October 10, 2015

WHEN JOBS STOP BEING EFFECTIVE MEANS OF REDISTRIBUTING WEALTH...:

The Rise of the Robots by Martin Ford / Humans Need Not Apply by Jerry Kaplan - review (James Walton, 1 October 201, The Guardian)

The idea, once so amazing, of robots working on assembly lines is regarded these days as laughably primitive by those in business. Thanks to vast increases in dexterity and the ability to see in three dimensions, modern robots can cook and serve fast food; pick fruit, carefully distinguishing between the ripe and unripe; keep control of huge inventories and stack shelves accordingly.

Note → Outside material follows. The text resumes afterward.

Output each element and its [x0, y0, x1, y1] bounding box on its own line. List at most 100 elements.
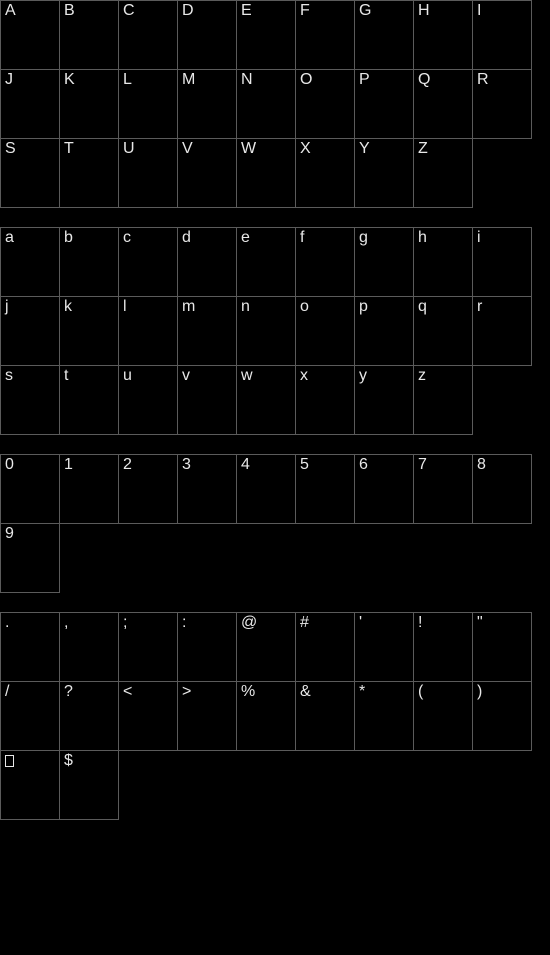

But that's just for starters - because another thing on which these books agree is that those IBM customers were right to be nervous. "The machines are coming for the high-wage, high-skill jobs as well," Ford says. "Automation is blind to the colour of your collar," writes Kaplan, who also gives us the chilling information that "the holy grail of Silicon Valley entrepreneurs is the disruption of entire industries - because that's where the big money is to be made".

In the great tradition of revolutions swallowing their own, one high-skill group of workers to have suffered already is the members of IT departments. (No wonder that the sitcom The IT Crowd is starting to seem as historical as Dad's Army.) But they're not alone. Since 2000, the number of financial workers on Wall Street has fallen by 50,000 - around a third - as high-frequency trading programmes complete 100,000 transactions in a 10th of second, while simultaneously seeking to mislead their electronic competitors. Now, according to Ford, "nearly any white-collar job that involves sitting in front of a computer manipulating information" is under threat.

And so it goes on. What legal firm will pay its juniors to sift through hundreds of documents when a computer can absorb millions in a few seconds? Who will trust their doctor's diagnosis when a neat bit of software can instantly sift every medical article ever published? Worse still, computers can now turn facts into perfectly serviceable journalism. All in all, a 2013 Oxford University study concluded, 47% of US jobs are at risk from automation.

The consequent mass unemployment, needless to say, will lead to even greater inequality. As Kaplan arrestingly puts it, Amazon's Jeff Bezos earns more on a Saturday playing golf than three average US college graduates will earn between them in a lifetime (if, that is, they hold on to their jobs). And without work, Ford wonders, how will people have enough money to support the mass consumerism on which any remaining jobs might depend?


...we'll stop redistributing wealth via jobs and use a different means.